Vittorio Feltri risponde a Selvaggia Lucarelli: “Per te sono un nonno rincoglionito, tu non dici mai niente, ma lo fai bene”
di Vittorio Feltri
Cara Bruna Magi, l’ età non è mai un problema, indica uno stato di fatto. L’ unico modo per vivere a lungo è invecchiare. E io non ho paura di diventare vecchio perché lo sono già e mi trovo bene. Ogni giorno do una occhiata al giornale della mia città di origine, l’ Eco di Bergamo, e leggo la pagina delle necrologie. Quasi sempre vi scopro l’ annuncio mortuario di qualche persona conosciuta, un amico, un compagno di scuola, un collega. Oddio, penso, se ne è andato anche questo. Mi addoloro e mi consolo, dato che io sono ancora qua a rompere i coglioni e a offrire a Crozza l’ opportunità di prendermi per il culo. Evviva.
È una gioia sopravvivere ai nostri coetanei. Mia madre, Adele, quando si celebrò il funerale di un suo genero anzianotto, ma meno di lei, mentre si tumulava il feretro, mi sussurrò, soddisfatta e sorridente, ad un orecchio: sono contenta che sia spirato prima di me, io non ho fretta. Risi pure io. A cerimonia conclusa, la portai in un bar a sua richiesta: bevemmo un bicchiere di champagne, e lei alzò il calice esclamando: alla salute, tua e soprattutto mia. Era una canaglia simpatica. Temo di assomigliarle. E spero di tirare le cuoia a 90 anni, quanti ella ne aveva allorché, stanca, chiuse gli occhi non senza avermi raccomandato: obbliga quel fesso di un medico a farmi una iniezione definitiva, così mi tolgo dalle palle in fretta, evitandomi sofferenze.
Non capisco il motivo per cui la morte sia un tabù per noi mortali. Che razza di mortali siamo se ignoriamo ingenuamente che nel nostro futuro, più o meno prossimo, c’ è una tomba? Non mento sulla mia età. Perché dovrei farlo?

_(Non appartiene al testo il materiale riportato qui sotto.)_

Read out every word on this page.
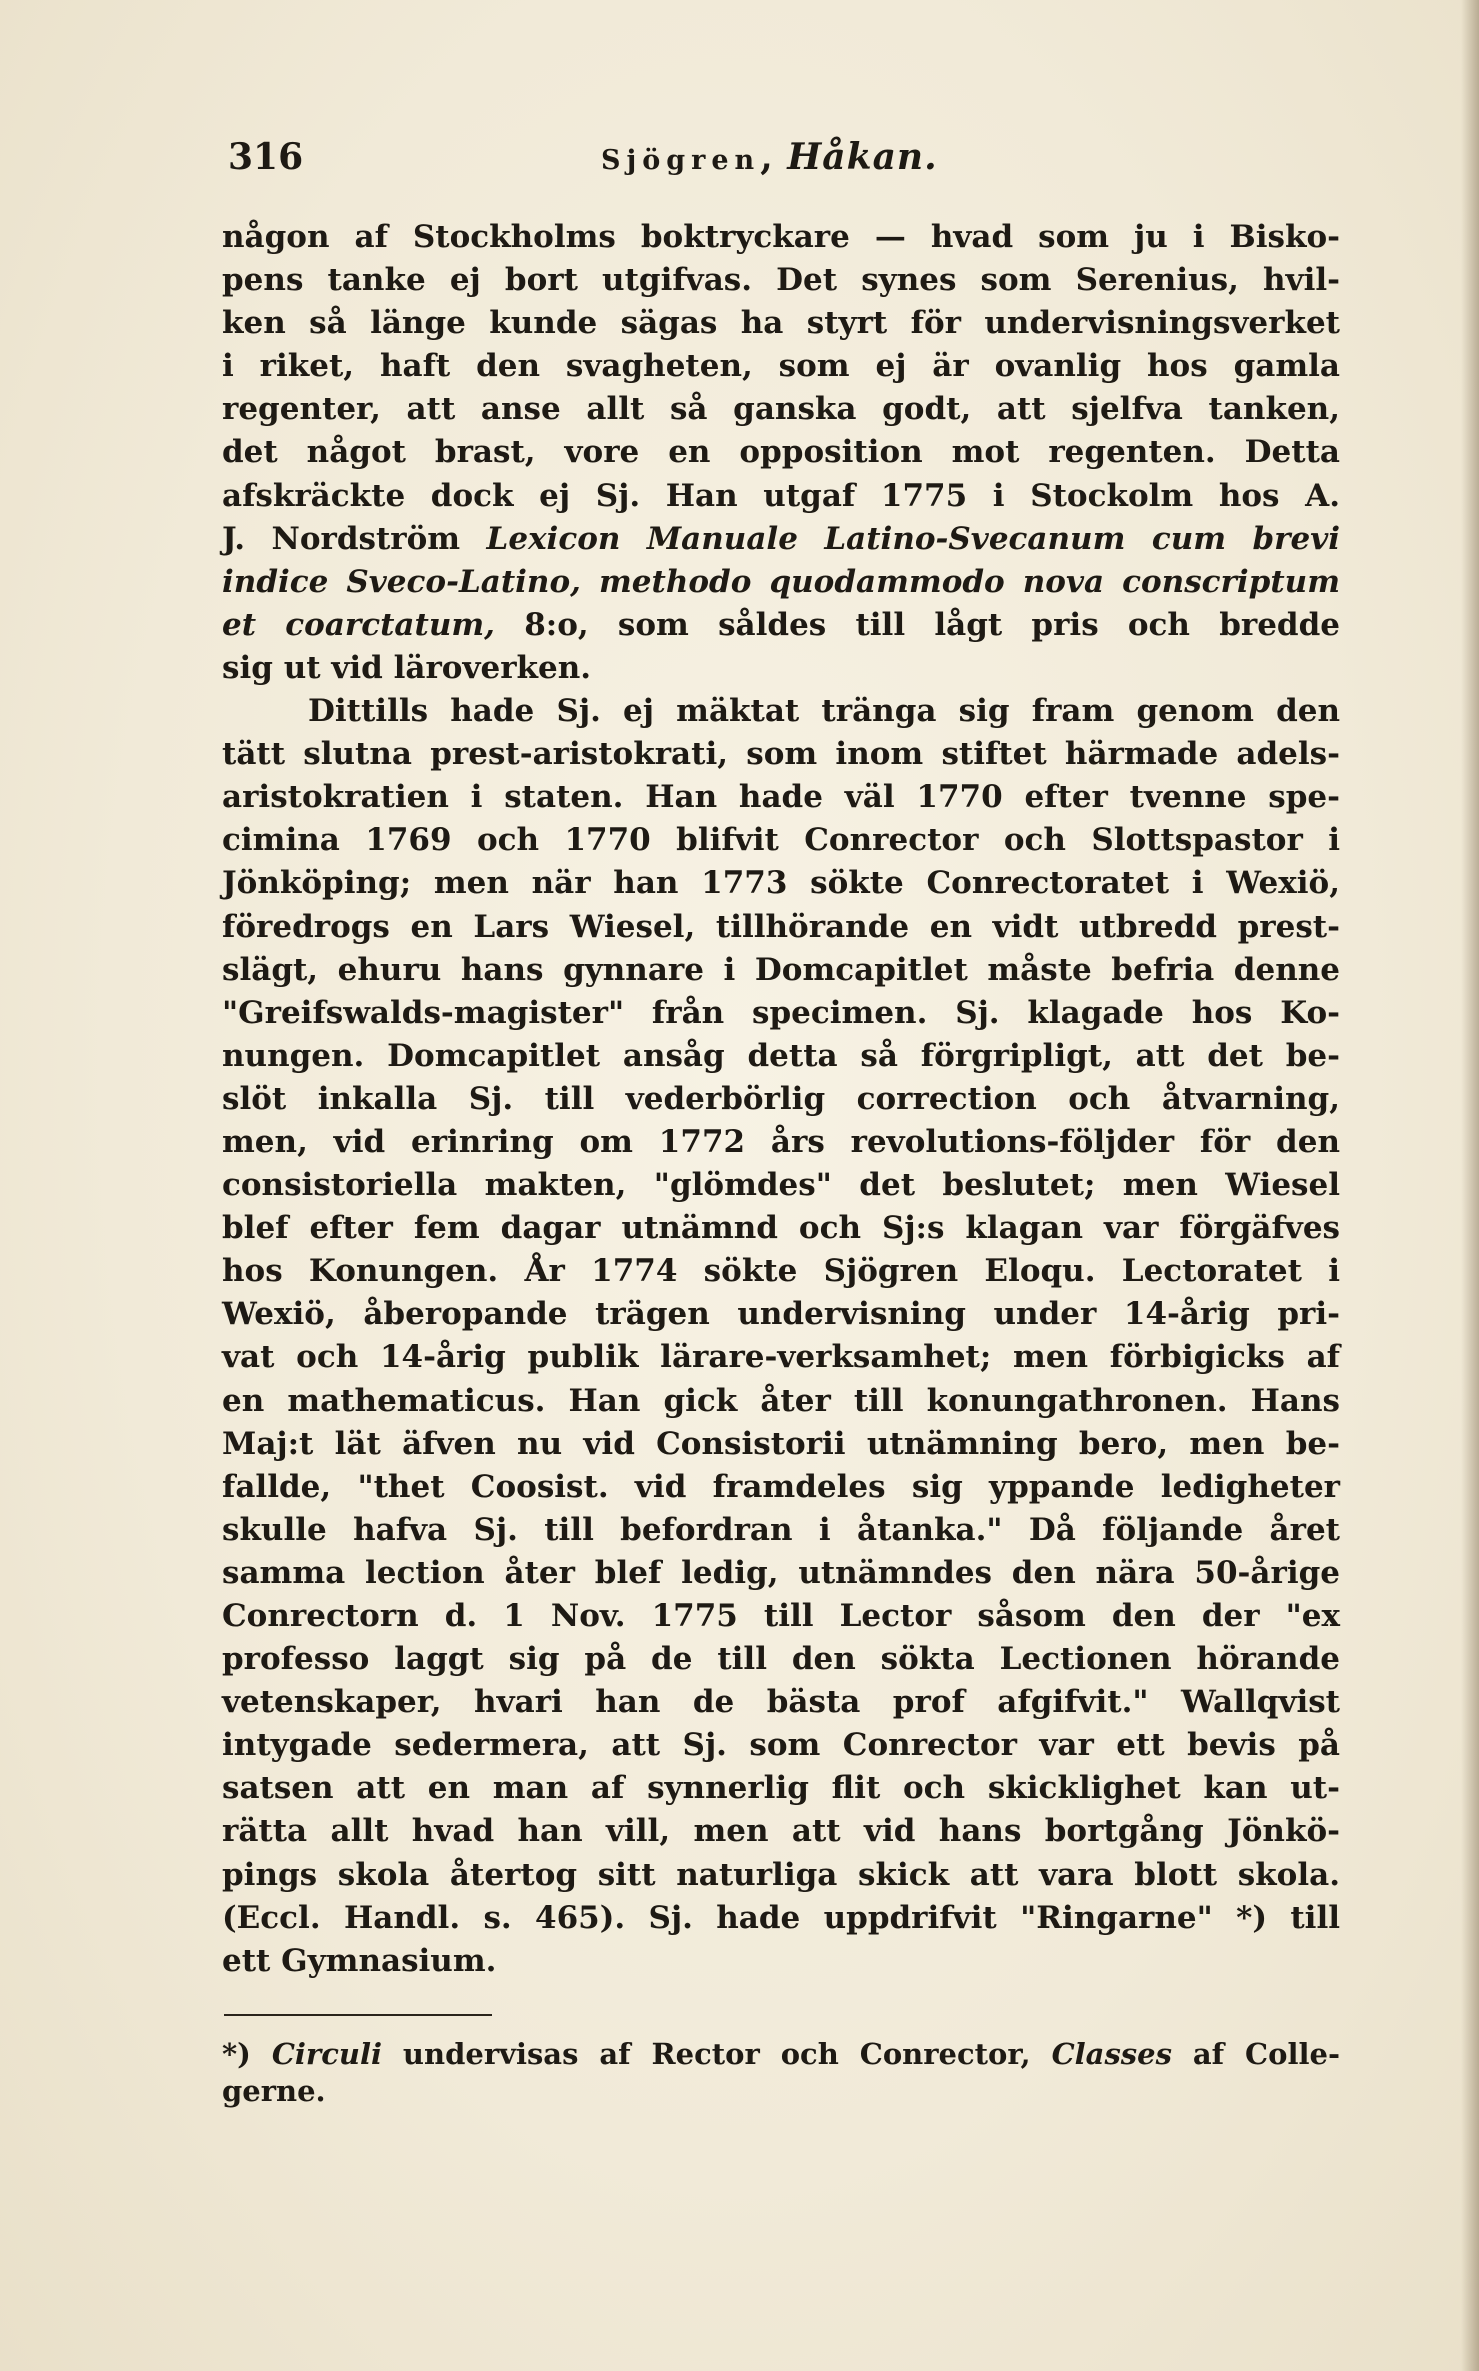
316	Sjögren, Håkan.
någon af Stockholms boktryckare — hvad som ju i Bisko-
pens tanke ej bort utgifvas. Det synes som Serenius, hvil-
ken så länge kunde sägas ha styrt för undervisningsverket
i riket, haft den svagheten, som ej är ovanlig hos gamla
regenter, att anse allt så ganska godt, att sjelfva tanken,
det något brast, vore en opposition mot regenten. Detta
afskräckte dock ej Sj. Han utgaf 1775 i Stockolm hos A.
J. Nordström Lexicon Manuale Latino-Svecanum cum brevi
indice Sveco-Latino, methodo quodammodo nova conscriptum
et coarctatum, 8:o, som såldes till lågt pris och bredde
sig ut vid läroverken.
Dittills hade Sj. ej mäktat tränga sig fram genom den
tätt slutna prest-aristokrati, som inom stiftet härmade adels-
aristokratien i staten. Han hade väl 1770 efter tvenne spe-
cimina 1769 och 1770 blifvit Conrector och Slottspastor i
Jönköping; men när han 1773 sökte Conrectoratet i Wexiö,
föredrogs en Lars Wiesel, tillhörande en vidt utbredd prest-
slägt, ehuru hans gynnare i Domcapitlet måste befria denne
"Greifswalds-magister" från specimen. Sj. klagade hos Ko-
nungen. Domcapitlet ansåg detta så förgripligt, att det be-
slöt inkalla Sj. till vederbörlig correction och åtvarning,
men, vid erinring om 1772 års revolutions-följder för den
consistoriella makten, "glömdes" det beslutet; men Wiesel
blef efter fem dagar utnämnd och Sj:s klagan var förgäfves
hos Konungen. År 1774 sökte Sjögren Eloqu. Lectoratet i
Wexiö, åberopande trägen undervisning under 14-årig pri-
vat och 14-årig publik lärare-verksamhet; men förbigicks af
en mathematicus. Han gick åter till konungathronen. Hans
Maj:t lät äfven nu vid Consistorii utnämning bero, men be-
fallde, "thet Coosist. vid framdeles sig yppande ledigheter
skulle hafva Sj. till befordran i åtanka." Då följande året
samma lection åter blef ledig, utnämndes den nära 50-årige
Conrectorn d. 1 Nov. 1775 till Lector såsom den der "ex
professo laggt sig på de till den sökta Lectionen hörande
vetenskaper, hvari han de bästa prof afgifvit." Wallqvist
intygade sedermera, att Sj. som Conrector var ett bevis på
satsen att en man af synnerlig flit och skicklighet kan ut-
rätta allt hvad han vill, men att vid hans bortgång Jönkö-
pings skola återtog sitt naturliga skick att vara blott skola.
(Eccl. Handl. s. 465). Sj. hade uppdrifvit "Ringarne" *) till
ett Gymnasium.
*) Circuli undervisas af Rector och Conrector, Classes af Colle-
gerne.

Perché dovrei tacere degli anni che mi separano dall’ attimo nel quale vidi la luce? Se la gente di cui mi circondo apprende che ho 74 anni non mi importa nulla; di cosa vergognarmi? Un tempo gli anziani erano venerati, oggi invece sono schifati. Pazienza. Se i costumi, la mentalità e l’ educazione peggiorano non è colpa mia. Non mi tingo i capelli e non mi rivolgo al chirurgo plastico per ingannare il prossimo circa la mia data di nascita. Sono orgoglioso di esibire le rughe, sono medaglie al valore esistenziale. Il mito giovanilista non mi affascina, semmai mi deprime. Nonostante abbia accumulato tante primavere sono ancora qua a lavorare da mattina a sera, come mezzo secolo fa. Di che mi potrei lagnare? Parecchi giovanotti ambiscono a fregarmi il posto? Giusto. Me lo portino via, se sono capaci e vispi quanto me. Io non glielo regalo.
Selvaggia Lucarelli, formidabile scrittrice che si distingue per non dire niente di intelligente, ma per dirlo bene, in un articolo sul Fatto ha precisato che sono un nonno rincoglionito, di quelli che raccontano battaglie mai combattute, e mi ha divertito verificare che la banalità e la stupidità prescindono dai dati anagrafici.
Al tempo stesso ho avuto la conferma che per offendere un anziano basta rammentargli di esserlo. Una tecnica miserabile. C’ è chi si rifà la reputazione e chi si rifà le tette. La Lucarelli non è in grado di rifarsi la prima perché non l’ ha mai avuta, le tette se le è già rifatte con risultati mediocri.
Sul suo cervello non mi esprimo, non l’ ho scovato.